Help Sheet for Curating System Gallery

MANNER OF FLYING was the first output of my PhD researching the social worlds and tacit forms of value generated within artist-run initiatives. The exhibition worked as a test-bed for developing a new practice which would bring the background work of artist-run spaces to the forefront. It marked a turning point with my thinking and as such I wanted to define parameters over what it is my practice. To aide me in this I produced a ‘help sheet’ of sorts which would act as a set of guidelines over how to curate the space going forward.

Help Sheet for Curating System   //    Daniel Goodman    //    09/09/2019

Both artists and curators work with space, materials and ideas to organise and make sense of our lives. Often this is done in various intangible ways.

It doesn’t matter if you are fully committed to the previous statement.

Sometimes your role within a project will be more pronounced. Sometimes it will be more supportive. Either way, trying to define what is an artist or a curator is boring.

Many artists will want to present work in a way which denies its context and they will instinctively need there to be clear defined boundaries between what is and isn’t art.

For you the physical space of the gallery is integral to your practice and is part of the work.

Your practice is a socio-political one.

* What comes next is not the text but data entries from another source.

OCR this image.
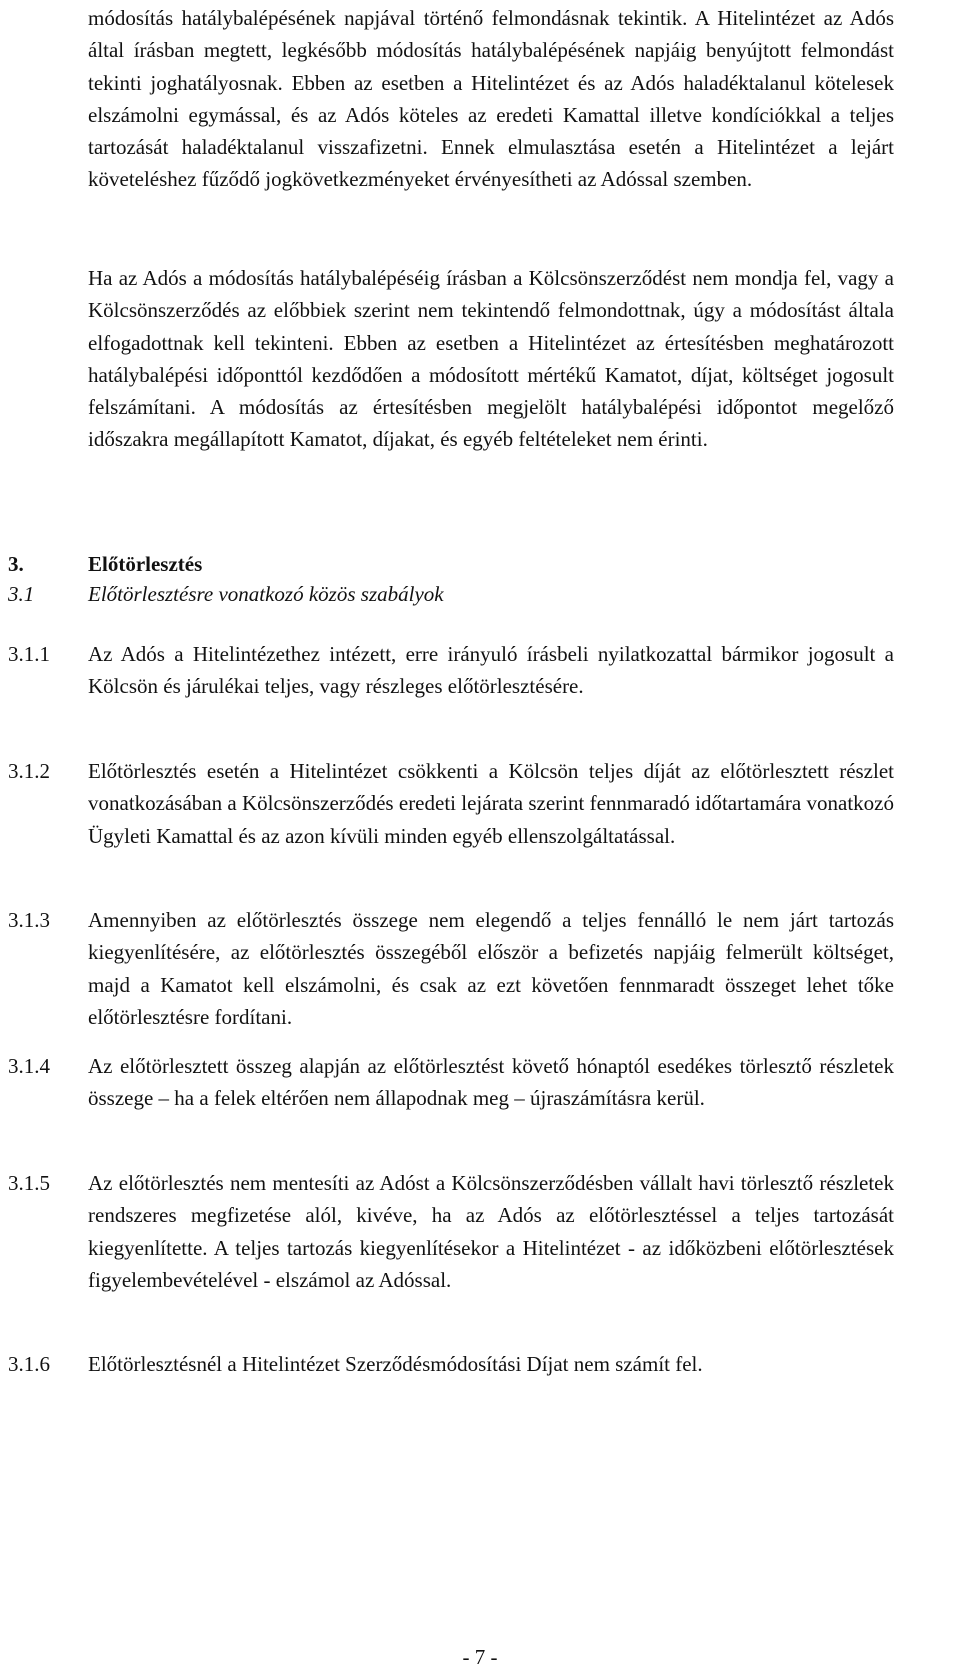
módosítás hatálybalépésének napjával történő felmondásnak tekintik. A Hitelintézet az Adós által írásban megtett, legkésőbb módosítás hatálybalépésének napjáig benyújtott felmondást tekinti joghatályosnak. Ebben az esetben a Hitelintézet és az Adós haladéktalanul kötelesek elszámolni egymással, és az Adós köteles az eredeti Kamattal illetve kondíciókkal a teljes tartozását haladéktalanul visszafizetni. Ennek elmulasztása esetén a Hitelintézet a lejárt követeléshez fűződő jogkövetkezményeket érvényesítheti az Adóssal szemben.

Ha az Adós a módosítás hatálybalépéséig írásban a Kölcsönszerződést nem mondja fel, vagy a Kölcsönszerződés az előbbiek szerint nem tekintendő felmondottnak, úgy a módosítást általa elfogadottnak kell tekinteni. Ebben az esetben a Hitelintézet az értesítésben meghatározott hatálybalépési időponttól kezdődően a módosított mértékű Kamatot, díjat, költséget jogosult felszámítani. A módosítás az értesítésben megjelölt hatálybalépési időpontot megelőző időszakra megállapított Kamatot, díjakat, és egyéb feltételeket nem érinti.

3.	Előtörlesztés
3.1	Előtörlesztésre vonatkozó közös szabályok
3.1.1 Az Adós a Hitelintézethez intézett, erre irányuló írásbeli nyilatkozattal bármikor jogosult a Kölcsön és járulékai teljes, vagy részleges előtörlesztésére.
3.1.2 Előtörlesztés esetén a Hitelintézet csökkenti a Kölcsön teljes díját az előtörlesztett részlet vonatkozásában a Kölcsönszerződés eredeti lejárata szerint fennmaradó időtartamára vonatkozó Ügyleti Kamattal és az azon kívüli minden egyéb ellenszolgáltatással.
3.1.3 Amennyiben az előtörlesztés összege nem elegendő a teljes fennálló le nem járt tartozás kiegyenlítésére, az előtörlesztés összegéből először a befizetés napjáig felmerült költséget, majd a Kamatot kell elszámolni, és csak az ezt követően fennmaradt összeget lehet tőke előtörlesztésre fordítani.
3.1.4 Az előtörlesztett összeg alapján az előtörlesztést követő hónaptól esedékes törlesztő részletek összege – ha a felek eltérően nem állapodnak meg – újraszámításra kerül.
3.1.5 Az előtörlesztés nem mentesíti az Adóst a Kölcsönszerződésben vállalt havi törlesztő részletek rendszeres megfizetése alól, kivéve, ha az Adós az előtörlesztéssel a teljes tartozását kiegyenlítette. A teljes tartozás kiegyenlítésekor a Hitelintézet - az időközbeni előtörlesztések figyelembevételével - elszámol az Adóssal.
3.1.6 Előtörlesztésnél a Hitelintézet Szerződésmódosítási Díjat nem számít fel.
- 7 -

The things that you make are interpretive tools to make the socio-spatial conditions that you work with/within more pronounced. These interpretive tools are secondary to the socio-spatial context that you work with/within and create.

This is your medium.

You are interested in space and place.

Space is how things are placed in relation to another. It’s about boundaries and links. You can utilise it to ‘map’ things out, including relations between people and ideas.

Place is different to space, though it does involve space. As Doreen Massey states, places are “…articulated moments in networks of social relations and understandings.”[1]

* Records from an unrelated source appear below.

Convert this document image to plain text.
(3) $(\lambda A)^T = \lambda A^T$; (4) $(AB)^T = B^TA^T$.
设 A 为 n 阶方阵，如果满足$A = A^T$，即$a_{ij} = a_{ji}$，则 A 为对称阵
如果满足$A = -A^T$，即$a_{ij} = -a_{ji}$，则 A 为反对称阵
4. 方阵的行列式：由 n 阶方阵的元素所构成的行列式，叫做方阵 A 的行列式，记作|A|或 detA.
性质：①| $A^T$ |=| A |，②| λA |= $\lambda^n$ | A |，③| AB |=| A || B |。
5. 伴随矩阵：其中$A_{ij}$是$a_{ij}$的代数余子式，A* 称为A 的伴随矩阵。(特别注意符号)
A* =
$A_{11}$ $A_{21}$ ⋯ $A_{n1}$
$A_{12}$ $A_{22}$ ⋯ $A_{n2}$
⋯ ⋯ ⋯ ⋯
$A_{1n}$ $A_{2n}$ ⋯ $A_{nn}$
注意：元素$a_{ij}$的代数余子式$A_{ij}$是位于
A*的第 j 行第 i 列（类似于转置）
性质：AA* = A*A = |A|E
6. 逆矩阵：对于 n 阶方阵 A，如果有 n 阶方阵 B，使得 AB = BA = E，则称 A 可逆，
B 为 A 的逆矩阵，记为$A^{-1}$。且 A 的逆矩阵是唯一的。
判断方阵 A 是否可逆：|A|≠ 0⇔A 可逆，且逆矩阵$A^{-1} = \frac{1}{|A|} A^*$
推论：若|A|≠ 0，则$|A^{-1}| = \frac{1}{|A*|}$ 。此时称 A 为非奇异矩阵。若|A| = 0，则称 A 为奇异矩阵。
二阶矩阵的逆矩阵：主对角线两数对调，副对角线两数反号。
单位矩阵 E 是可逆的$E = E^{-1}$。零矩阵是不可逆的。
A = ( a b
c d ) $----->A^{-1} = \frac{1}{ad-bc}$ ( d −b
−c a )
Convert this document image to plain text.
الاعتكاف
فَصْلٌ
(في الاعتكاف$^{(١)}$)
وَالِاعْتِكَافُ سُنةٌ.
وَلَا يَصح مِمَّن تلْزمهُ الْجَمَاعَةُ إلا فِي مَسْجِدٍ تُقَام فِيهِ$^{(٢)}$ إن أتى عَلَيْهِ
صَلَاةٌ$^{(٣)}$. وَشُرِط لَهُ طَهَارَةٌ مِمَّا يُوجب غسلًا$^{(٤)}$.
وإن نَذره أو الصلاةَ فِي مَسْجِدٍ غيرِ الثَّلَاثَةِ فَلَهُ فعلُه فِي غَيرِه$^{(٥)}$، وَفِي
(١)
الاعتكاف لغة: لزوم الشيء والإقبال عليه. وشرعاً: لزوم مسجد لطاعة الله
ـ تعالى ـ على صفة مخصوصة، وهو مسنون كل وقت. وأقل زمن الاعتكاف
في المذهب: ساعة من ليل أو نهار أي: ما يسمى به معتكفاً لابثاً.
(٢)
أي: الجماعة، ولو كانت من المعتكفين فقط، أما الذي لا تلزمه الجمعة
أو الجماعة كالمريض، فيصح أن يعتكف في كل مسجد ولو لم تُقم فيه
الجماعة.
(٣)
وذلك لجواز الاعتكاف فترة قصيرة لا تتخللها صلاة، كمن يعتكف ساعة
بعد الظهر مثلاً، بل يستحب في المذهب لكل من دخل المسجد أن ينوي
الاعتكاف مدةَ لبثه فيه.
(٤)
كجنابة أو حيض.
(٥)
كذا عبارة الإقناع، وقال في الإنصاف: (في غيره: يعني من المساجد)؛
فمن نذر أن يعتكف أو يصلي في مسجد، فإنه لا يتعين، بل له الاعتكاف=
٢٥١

You will create space/s which act against the work in order to draw attention to the socio-spatial conditions in which it is produced and displayed.  Through this you will gain insight into how space/s can constrain and enable the giving and receiving of care, support, and belonging.

You must simultaneously create places which work for the artist through fostering a sense of community, co-support, and self-definition as an artist/curator/person.

[1] Massey, D. (1991) ‘A global sense of place’, Marxism Today, pp. 24-29.